Advisory Program

Advisory, a central part of the CCES Middle School experience, is where students learn about themselves, each other, and the greater world. It is a time to focus on observing and practicing the CCES Mission in their lives and our greater community. The Advisory program seeks to create cohesion among the Lower School, Middle School and Upper School by equipping our students for entrance into and exit from the middle school.

Every middle school student is included in a group of students known as an “Advisory,” which is facilitated by a teacher (advisor) at their grade level. That teacher greets his or her advisees first thing every morning, spends time with them during study hall, and leads a 45 minute advisory session on Thursdays.

At CCES, we know that our students are whole individuals for whom all aspects of life are connected. Each grade level has identified its own focus in order to better support students in the present and to prepare them for their future. The student cannot be separated from the person, and Advisory time is intentional in nurturing and celebrating our students’ development as young persons of character. Advisory is a time to focus on who we are and who we want to become.

5th Grade Transition & Preparation

Fifth grade students are welcomed as they enter middle school.  The program’s primary focus is the transition into and preparation for a strong middle school career. The 5th grade program comprises single gender groups, to better equip students with the social skills and study skills needed to successfully navigate through their middle school experience.  Athena’s Path and Hero’s Pursuit are the main curricula used to teach fifth grade students how to get along and communicate with others. The development of strong social skills greatly impacts students’ ability to work in groups, practice creativity, pursue their curiosity, and persevere when faced with a problem.

6th Grade Responsibility & Collaboration

Sixth grade students shift their primary focus from transitioning and interacting within the middle school to how they can work together to fulfill their responsibilities outside of school. These students will explore the challenges and needs of greater Greenville and global communities.

Students will hear from community leaders, collaborate with classmates to research current problems, determine their personal and communal responsibilities involved with the issues of concern, develop plans to help on a local level, and have the opportunity to expand these thoughts with a global perspective. The goal is to stay true to our purpose of developing responsibility and collaboration.

7th Grade Organization & Community

Because of the many new experiences 7th grade students face (exams and school sports to name a few), our advisory program teaches the art of balancing academic, social, and civic lives by teaching how to better organize and prioritize their responsibilities. Students learn effective ways to achieve, as well as how to adjust and redefine goals as needed. During the second semester, all students participate in using their newly acquired goal setting skills to develop “Passion Projects.” Students take time to explore and identify their interests both within the school and outside communities. Through this process, students develop the topics for their Passion Projects.  Students then showcase these projects at the end of the year to celebrate all they have accomplished.
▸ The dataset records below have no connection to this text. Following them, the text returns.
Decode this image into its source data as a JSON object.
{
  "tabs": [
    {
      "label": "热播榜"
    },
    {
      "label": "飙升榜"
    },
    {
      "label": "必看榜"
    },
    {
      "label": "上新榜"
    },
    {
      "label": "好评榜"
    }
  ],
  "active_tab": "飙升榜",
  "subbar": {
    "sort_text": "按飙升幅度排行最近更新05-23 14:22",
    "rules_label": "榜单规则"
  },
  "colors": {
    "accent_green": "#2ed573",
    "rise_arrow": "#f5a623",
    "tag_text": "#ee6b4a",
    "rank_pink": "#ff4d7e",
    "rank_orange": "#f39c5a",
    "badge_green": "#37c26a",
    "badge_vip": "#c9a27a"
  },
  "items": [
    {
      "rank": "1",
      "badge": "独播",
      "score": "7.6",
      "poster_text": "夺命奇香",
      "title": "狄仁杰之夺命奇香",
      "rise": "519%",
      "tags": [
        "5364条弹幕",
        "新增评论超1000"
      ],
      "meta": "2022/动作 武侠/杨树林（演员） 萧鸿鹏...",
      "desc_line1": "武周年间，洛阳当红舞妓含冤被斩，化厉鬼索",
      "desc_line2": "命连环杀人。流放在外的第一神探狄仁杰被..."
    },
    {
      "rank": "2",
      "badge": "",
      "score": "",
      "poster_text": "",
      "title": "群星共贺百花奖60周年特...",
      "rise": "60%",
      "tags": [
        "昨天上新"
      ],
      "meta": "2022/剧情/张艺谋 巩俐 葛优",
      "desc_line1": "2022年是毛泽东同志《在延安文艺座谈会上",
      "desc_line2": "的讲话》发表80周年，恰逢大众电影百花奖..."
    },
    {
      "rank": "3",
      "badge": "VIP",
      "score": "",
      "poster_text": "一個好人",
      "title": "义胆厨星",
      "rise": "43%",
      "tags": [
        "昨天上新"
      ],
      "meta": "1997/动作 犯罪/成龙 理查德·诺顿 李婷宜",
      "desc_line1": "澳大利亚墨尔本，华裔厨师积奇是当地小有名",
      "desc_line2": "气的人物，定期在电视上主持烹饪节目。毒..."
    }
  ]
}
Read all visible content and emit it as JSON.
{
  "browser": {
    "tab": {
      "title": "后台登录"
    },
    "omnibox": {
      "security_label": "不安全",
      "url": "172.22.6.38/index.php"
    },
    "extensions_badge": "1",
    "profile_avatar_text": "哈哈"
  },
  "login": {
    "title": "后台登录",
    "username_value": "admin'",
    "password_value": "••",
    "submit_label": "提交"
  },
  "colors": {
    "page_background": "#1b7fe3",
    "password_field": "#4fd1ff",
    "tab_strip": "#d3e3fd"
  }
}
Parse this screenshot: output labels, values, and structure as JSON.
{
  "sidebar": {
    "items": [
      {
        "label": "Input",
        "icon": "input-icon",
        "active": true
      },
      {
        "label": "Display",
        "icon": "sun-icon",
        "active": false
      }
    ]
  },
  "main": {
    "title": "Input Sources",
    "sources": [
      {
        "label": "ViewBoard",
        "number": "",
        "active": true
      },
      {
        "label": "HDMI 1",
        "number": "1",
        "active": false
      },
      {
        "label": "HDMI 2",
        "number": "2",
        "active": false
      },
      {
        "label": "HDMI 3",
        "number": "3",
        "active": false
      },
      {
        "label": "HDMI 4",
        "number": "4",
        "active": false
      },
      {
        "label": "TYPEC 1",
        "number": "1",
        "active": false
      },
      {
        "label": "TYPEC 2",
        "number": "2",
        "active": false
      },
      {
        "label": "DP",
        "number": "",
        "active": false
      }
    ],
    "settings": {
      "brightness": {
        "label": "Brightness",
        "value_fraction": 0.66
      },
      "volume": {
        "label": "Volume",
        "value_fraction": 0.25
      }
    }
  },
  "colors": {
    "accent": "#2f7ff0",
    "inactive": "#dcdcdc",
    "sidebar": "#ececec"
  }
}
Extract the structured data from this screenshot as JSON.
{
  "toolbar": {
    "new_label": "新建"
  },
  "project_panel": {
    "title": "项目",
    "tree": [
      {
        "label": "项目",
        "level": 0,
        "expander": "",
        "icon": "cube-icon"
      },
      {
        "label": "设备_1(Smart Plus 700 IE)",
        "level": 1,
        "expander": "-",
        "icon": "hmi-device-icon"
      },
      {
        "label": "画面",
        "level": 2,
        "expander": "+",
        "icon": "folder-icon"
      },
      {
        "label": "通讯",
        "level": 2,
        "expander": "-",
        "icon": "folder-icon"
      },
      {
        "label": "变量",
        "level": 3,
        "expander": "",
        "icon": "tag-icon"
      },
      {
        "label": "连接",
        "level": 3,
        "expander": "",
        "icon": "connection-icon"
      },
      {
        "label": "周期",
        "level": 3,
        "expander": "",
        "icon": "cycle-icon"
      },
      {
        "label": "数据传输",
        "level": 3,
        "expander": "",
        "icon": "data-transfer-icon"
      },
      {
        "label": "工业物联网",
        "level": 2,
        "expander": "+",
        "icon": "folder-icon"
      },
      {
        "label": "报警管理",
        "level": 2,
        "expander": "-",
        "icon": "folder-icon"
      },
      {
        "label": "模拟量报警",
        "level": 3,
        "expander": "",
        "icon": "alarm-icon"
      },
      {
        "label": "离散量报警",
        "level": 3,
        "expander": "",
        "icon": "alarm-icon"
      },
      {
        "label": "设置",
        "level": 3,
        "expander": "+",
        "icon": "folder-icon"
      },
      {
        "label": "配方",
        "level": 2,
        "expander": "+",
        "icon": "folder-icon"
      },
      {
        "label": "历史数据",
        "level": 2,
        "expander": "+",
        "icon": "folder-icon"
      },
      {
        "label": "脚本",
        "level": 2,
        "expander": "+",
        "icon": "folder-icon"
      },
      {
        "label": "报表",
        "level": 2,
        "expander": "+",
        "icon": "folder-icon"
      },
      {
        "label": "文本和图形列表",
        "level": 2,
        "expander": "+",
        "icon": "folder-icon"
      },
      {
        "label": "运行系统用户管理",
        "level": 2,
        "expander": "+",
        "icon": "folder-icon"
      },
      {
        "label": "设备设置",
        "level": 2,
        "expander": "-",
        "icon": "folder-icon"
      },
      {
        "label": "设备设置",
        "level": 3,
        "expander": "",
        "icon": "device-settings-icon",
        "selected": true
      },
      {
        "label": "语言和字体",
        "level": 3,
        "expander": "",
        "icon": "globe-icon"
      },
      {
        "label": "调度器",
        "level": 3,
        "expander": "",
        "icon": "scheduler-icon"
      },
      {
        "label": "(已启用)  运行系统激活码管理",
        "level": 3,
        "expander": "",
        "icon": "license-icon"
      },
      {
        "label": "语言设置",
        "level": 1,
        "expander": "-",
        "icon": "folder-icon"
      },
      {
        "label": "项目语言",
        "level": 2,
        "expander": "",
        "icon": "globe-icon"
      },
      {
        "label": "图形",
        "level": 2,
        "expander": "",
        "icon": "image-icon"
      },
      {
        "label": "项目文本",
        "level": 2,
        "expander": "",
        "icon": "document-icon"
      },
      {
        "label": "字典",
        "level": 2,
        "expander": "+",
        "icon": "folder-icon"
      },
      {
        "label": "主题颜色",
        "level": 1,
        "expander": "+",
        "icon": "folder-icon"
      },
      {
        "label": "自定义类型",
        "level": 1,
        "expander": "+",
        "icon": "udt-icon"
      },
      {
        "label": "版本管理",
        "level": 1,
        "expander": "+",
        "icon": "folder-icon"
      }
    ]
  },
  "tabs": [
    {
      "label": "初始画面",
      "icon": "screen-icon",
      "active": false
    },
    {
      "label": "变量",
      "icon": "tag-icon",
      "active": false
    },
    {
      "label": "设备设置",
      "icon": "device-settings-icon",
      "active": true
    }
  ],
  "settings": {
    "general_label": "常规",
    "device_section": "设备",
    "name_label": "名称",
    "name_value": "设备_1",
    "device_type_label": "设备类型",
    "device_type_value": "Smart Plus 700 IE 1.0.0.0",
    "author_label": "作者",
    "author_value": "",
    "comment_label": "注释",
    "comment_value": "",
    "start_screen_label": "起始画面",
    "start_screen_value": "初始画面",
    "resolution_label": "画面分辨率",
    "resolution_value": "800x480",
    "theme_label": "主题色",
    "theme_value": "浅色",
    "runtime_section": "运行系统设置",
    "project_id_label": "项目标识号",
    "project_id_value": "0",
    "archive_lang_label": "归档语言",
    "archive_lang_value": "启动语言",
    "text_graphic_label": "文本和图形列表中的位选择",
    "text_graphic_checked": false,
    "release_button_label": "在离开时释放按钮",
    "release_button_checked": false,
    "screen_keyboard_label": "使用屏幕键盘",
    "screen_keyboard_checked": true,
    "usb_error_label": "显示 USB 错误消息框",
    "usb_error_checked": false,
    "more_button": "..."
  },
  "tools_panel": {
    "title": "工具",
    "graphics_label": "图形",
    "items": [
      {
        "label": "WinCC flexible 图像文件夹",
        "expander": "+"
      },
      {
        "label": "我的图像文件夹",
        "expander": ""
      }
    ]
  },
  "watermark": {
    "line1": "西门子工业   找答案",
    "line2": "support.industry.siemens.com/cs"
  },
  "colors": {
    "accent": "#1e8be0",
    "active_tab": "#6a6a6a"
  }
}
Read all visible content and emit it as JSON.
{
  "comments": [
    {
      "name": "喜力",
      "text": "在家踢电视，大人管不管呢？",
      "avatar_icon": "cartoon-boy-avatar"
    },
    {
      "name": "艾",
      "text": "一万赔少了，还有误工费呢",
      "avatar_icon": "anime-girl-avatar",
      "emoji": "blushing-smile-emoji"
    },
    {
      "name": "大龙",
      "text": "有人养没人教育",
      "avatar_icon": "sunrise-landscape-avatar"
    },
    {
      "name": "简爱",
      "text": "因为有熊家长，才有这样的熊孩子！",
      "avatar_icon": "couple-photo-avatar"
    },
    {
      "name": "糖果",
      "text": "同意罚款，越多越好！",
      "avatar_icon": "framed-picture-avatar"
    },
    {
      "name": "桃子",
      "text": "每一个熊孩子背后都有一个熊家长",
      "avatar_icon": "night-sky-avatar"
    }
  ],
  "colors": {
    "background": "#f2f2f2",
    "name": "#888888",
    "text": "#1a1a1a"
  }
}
8th Grade Leadership & Transition

Eighth grade students focus primarily on building leadership skills and transitioning into the Upper School. To cultivate their skills in serving as role models, the advisory program encourages and challenges students to go beyond their comfort zones by practicing and building the constructs of curiosity, resilience, ethics, time management and teamwork. Through lessons, guest speakers and simulated situations, students learn how these constructs strengthen who they are and their abilities to lead. In various arenas such as Friday Morning Prayer, 8th grade students will run the assemblies and share Messages of Meaning with the middle school students and faculty.  By focusing on the aforementioned constructs and participating in Upper School transition activities, students begin shifting their attention to their future and preparing for their transition into the Upper School.